Now don’t get me wrong, you can certainly make an outstanding wine from a regional, multi-vineyard blend. But these wines are often the product of good winemaking and less about terroir; they tend to admirably display a grape’s varietal character, but not the uniqueness of that same variety grown on a particular sub-soil, like Blue Devonian slate for example.
Perhaps no other white wine reflects its sense of place better than Riesling, and discussion of great Riesling wouldn’t be complete without a nod to Germany, the grape’s ancestral home. The Mosel River Valley has many great terroir-driven, single-vineyard sites planted to Riesling. Between the towns of Bernkastel and Wehlen likes the tiny village of Graach, location of the Graacher Himmelreich vineyard, which tranlates aptly to the “Kingdom of Heaven.”
Graacher Himmelreich’s steep, southwest-facing slopes and deep soils produce wines that combine both richness and elegance. There’s an abundance of blue slate here, giving Graacher Himmelreich Rieslings a detailed minerality on the palate. Wines from this site often have excellent aging potential.

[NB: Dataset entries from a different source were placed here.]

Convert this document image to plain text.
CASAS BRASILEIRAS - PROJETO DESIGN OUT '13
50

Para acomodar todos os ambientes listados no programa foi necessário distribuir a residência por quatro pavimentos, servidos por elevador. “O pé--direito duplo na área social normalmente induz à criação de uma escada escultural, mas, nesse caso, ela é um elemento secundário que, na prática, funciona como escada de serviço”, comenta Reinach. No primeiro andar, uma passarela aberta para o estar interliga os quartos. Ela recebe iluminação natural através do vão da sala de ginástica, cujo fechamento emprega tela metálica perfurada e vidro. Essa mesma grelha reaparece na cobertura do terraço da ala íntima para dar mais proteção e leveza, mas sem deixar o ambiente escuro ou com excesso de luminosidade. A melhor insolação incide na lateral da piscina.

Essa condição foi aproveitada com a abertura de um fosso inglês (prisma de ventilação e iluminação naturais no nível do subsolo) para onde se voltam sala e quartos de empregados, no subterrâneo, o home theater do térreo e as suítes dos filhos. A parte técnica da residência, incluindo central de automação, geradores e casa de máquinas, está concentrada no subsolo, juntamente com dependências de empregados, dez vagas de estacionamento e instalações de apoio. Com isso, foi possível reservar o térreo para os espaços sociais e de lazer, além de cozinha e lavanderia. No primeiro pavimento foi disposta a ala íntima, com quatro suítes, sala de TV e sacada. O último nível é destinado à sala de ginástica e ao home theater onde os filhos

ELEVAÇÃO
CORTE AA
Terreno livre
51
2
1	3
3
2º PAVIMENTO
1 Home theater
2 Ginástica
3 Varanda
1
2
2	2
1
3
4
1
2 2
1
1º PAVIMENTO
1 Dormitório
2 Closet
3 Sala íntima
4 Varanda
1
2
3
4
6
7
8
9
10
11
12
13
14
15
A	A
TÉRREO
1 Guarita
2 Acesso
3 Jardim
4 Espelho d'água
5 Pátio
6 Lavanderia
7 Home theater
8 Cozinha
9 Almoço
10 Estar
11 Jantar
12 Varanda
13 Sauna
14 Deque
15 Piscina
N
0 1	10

And while wine from a great terroir can at times be extremely pricey, they don’t categorically have to be expensive. Carl Graff Graacher Himmelreich Riesling Spatlese ($13) is an exceptional value. This bottling is a late-harvest style with juicy, sweet fruit balanced by bright acidity which cleanses the palate and invites you in for another mouth-watering sip. It displays a delicate nose of lime-blossom and green fruit with apricot, apple and citrus flavors leading to a long, minerally finish.
It’s a suitable a match for pork, soft white cheeses and Asian cuisine.
Established in 1860 by Carl Graff, Weingut Carl Graff has been owned and operated by Weinhandelhaus PJ Valckenburg since 1969. Valckenburg’s talented chief winemaker, Tilman Queins, oversees the production of all Rieslings produced at the estate.